Looking for peace in the midst of chaos
As Islèm’s search for truth continued, her home life was falling apart. Her parents were fighting constantly, and the stress of her family’s struggles and being a teenager who had so much uncertainty took its toll.
“In 2013, there were many problems between my mother and my father,” she remembers. “My father left the house a lot and he was not nice to my mother; he was aggressive. I started smoking and became violent myself. I even tried to commit suicide by taking an overdose of medicine and cutting my wrists. Psychologically, I was a mess; all I could think about was dying. To be honest, I don’t know how I survived. I did not want anything.”
During this tumultuous time, she was admitted to the hospital with a kidney infection, and the doctors made her rest and remain there. She spent two months there without seeing her family.
“When I was at the hospital,” she remembers, “there was a window and one night I asked God: ‘Why me? You had my mother deliver me as a baby and You let me live this life. It is not normal. Why did You create me? To get hurt, to lead such a life? If you are God, show how glorious You are, who You are. Either I die or if you have something for me, then show it to me.
“The following day the doctor said I could leave the hospital. The first thing I said to my mother was that she should get a divorce because my father treated her so badly. She did so, and when I left the hospital we moved to my grandparents’ house. I removed my veil because I wanted to have a fresh start with my mother.”
And with that fresh start, Islèm resumed her search for the truth about God. “The first thing I did when I came home was to use my smartphone and go on Facebook,” she says. “While I was on the landing page, I saw a page called ‘Christians in [my country].’ It was strange for me. I clicked on it and then stopped. I switched off my phone. I switched it on once more and again, on Facebook, the same page appeared in front of my eyes. Maybe that was something, maybe it was a sign. I clicked on it and sent a message. I was curious what would happen.”

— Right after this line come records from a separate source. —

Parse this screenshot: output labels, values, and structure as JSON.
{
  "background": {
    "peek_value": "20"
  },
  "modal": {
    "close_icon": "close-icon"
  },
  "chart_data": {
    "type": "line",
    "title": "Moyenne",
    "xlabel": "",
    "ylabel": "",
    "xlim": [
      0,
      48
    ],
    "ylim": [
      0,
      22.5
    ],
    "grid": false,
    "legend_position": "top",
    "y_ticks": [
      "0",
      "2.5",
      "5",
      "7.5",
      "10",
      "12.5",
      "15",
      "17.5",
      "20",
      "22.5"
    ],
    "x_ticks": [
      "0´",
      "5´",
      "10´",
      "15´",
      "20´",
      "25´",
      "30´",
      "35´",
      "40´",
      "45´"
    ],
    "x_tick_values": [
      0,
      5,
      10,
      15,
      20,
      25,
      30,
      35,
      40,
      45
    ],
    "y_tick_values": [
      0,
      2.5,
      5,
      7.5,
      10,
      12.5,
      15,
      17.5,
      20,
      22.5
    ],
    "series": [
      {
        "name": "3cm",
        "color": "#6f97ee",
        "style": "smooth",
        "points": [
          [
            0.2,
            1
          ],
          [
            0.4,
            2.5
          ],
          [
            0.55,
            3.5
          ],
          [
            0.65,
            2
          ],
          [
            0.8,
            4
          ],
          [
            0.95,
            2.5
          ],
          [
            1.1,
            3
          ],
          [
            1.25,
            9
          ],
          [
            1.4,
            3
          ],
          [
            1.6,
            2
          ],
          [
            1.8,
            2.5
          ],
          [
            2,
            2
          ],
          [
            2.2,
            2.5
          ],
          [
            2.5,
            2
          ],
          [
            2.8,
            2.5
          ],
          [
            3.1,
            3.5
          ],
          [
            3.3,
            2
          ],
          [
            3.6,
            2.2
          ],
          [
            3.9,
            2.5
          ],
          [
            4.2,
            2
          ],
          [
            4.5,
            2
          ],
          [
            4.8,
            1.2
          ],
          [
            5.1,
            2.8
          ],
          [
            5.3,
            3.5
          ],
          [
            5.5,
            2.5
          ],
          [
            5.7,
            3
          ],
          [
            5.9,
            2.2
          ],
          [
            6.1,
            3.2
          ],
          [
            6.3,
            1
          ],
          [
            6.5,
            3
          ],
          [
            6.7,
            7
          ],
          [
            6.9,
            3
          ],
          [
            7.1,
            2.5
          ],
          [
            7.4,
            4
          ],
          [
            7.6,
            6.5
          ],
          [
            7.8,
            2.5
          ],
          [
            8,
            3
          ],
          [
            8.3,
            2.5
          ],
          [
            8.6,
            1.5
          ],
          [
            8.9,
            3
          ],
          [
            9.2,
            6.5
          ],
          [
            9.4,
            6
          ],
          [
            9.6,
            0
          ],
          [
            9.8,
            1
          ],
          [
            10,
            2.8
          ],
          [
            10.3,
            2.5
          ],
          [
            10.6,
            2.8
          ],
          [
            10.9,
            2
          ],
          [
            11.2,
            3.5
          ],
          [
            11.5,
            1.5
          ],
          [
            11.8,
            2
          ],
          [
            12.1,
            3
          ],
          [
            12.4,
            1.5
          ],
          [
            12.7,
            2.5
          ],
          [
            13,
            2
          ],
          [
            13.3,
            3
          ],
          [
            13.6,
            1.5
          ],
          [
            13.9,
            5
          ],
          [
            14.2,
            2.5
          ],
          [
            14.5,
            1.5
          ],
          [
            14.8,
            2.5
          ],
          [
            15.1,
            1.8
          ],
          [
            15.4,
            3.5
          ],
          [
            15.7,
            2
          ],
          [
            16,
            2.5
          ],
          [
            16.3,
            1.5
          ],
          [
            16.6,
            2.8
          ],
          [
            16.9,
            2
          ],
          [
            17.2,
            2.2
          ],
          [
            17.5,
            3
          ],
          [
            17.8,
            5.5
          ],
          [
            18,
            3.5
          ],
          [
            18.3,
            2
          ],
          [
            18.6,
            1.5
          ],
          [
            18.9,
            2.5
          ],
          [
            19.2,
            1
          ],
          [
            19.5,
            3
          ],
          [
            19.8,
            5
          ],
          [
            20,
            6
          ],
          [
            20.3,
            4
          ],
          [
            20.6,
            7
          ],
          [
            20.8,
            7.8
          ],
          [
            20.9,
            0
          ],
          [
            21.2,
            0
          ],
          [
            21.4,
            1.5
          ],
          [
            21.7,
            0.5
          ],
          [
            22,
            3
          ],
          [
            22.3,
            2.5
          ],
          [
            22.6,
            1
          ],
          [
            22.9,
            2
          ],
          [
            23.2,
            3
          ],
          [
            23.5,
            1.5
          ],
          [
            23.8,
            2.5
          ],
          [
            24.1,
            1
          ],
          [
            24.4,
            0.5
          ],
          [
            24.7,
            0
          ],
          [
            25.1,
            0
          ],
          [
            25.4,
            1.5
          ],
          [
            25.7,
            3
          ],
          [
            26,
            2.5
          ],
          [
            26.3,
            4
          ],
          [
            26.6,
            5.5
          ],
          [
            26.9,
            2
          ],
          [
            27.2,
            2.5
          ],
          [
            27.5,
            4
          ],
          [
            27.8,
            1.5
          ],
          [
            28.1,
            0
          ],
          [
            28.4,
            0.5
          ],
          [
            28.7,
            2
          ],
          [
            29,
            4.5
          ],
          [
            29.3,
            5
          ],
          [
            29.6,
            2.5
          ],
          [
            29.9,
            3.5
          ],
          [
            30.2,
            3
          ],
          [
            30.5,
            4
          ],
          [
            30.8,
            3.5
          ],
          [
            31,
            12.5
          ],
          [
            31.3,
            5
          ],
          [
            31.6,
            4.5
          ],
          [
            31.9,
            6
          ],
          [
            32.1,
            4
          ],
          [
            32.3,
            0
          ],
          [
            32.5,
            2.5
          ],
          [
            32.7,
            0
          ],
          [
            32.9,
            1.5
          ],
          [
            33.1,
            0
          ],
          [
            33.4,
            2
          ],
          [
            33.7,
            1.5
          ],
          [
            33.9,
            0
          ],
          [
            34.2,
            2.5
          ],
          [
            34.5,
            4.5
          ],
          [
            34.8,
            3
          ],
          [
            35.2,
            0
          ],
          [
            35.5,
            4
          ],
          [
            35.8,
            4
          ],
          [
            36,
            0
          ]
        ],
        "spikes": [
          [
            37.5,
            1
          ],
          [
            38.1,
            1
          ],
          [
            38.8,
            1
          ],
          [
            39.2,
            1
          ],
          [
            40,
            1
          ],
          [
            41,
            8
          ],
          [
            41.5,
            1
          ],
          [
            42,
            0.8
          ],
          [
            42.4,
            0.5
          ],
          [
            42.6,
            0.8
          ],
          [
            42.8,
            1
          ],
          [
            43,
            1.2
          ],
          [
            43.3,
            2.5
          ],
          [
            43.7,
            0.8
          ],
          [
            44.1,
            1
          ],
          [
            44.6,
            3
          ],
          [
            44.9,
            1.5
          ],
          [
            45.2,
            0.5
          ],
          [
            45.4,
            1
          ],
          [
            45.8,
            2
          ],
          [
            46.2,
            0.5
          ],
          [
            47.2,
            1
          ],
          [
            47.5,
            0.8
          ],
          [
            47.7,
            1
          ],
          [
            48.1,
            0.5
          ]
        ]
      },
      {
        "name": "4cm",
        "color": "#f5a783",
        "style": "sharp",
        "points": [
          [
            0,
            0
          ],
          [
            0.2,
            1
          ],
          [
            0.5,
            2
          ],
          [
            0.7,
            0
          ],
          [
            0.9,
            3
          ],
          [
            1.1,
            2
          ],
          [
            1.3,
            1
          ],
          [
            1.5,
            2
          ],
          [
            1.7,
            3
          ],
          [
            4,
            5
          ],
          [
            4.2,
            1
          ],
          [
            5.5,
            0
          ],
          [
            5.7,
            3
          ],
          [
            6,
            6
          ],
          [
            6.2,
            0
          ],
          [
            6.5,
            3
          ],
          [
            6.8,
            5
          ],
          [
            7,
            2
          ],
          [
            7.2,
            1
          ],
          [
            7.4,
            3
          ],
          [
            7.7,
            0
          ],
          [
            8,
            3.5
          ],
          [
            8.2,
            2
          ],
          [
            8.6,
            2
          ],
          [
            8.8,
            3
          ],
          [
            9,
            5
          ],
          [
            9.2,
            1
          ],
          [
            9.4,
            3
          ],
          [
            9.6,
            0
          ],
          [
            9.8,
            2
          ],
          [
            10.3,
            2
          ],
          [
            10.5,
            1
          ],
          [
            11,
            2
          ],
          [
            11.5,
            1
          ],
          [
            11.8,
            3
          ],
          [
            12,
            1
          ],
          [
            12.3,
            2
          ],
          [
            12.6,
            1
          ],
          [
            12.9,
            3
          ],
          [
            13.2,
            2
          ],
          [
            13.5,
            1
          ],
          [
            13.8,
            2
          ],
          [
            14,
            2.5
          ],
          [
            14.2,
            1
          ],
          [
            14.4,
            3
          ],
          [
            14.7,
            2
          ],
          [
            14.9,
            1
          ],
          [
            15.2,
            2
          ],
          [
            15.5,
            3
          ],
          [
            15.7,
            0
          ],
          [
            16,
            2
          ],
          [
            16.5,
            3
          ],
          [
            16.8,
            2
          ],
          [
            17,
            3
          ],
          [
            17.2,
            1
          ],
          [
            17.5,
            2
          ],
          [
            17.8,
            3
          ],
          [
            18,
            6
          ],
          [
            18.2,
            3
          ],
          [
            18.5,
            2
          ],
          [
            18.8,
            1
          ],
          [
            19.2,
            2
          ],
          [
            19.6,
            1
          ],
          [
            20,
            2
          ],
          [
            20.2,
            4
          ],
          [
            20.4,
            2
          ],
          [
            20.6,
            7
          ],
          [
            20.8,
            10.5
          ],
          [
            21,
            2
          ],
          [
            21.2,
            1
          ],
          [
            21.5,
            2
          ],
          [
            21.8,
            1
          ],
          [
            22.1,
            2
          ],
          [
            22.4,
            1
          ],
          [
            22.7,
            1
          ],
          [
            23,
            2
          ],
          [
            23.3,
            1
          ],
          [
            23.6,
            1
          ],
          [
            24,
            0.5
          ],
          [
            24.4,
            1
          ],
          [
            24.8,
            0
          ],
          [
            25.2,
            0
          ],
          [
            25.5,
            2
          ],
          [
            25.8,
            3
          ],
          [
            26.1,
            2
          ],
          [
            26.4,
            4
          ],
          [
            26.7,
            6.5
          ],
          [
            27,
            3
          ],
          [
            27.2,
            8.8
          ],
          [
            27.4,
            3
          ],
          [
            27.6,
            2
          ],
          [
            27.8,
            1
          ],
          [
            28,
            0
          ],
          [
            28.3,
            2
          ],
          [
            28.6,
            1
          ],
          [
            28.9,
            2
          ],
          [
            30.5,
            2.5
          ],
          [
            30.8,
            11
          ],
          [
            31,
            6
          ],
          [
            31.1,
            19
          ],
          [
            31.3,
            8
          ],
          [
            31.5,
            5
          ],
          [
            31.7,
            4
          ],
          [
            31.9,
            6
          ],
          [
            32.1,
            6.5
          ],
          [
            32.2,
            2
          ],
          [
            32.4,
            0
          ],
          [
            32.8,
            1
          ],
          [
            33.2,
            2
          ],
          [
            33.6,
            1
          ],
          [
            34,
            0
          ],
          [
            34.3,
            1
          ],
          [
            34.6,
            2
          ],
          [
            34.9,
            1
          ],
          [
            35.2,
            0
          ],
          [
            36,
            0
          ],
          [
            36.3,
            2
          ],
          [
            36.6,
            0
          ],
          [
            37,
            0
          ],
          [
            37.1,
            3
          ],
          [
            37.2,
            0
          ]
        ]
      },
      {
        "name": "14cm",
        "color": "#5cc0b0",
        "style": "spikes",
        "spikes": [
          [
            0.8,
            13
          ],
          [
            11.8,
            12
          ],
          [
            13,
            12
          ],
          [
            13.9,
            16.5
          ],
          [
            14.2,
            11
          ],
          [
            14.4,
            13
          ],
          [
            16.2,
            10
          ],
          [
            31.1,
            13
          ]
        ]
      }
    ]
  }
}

In the country where Islèm lives, Christians are hesitant to trust someone immediately, even if the new contact claims to be a believer. Trusting the wrong person could lead to trouble with the authorities or with extremist groups. “The people I talked to on that [Christian] page saw my profile where all my posts were related to Islam and they thought I was from ISIS,” she says. “But later, they understood; once they connected me with the pastor, all went well.”
Slowly, some of the people in the Facebook group began to trust her enough to meet her in person. “One day, a girl [from the Facebook group] came with her brother to me to give me a Bible; she was sent by the pastor,” Islèm remembers. “She thought she would just give me the Bible and leave. But for me, it was a new thing to meet with Christians, so I didn’t want her to leave. I had many questions. I wanted to know if they were more like me because I was young, just 15 at that point. I asked this girl where she and her brother were going. She said they were going to church. I asked them if I could come with them, and she said yes.
“I went to church and it was great. I went to the Bible study group with them and that was the first time I read the Bible and the pastor, who was explaining the verses, showed me how to touch and hold the Bible. On that day, the pastor was teaching on John 14:6: ‘I am the way, the truth and the life.’ While he explained the passage, I felt as if he was answering the questions I had when I was at the hospital. On that day, November 8, 2013, I became a believer. I spoke with the pastor and he and his wife prayed for me. Two days later, on Sunday, I went to church again. And two years later, I was baptized, on December 15, 2015.”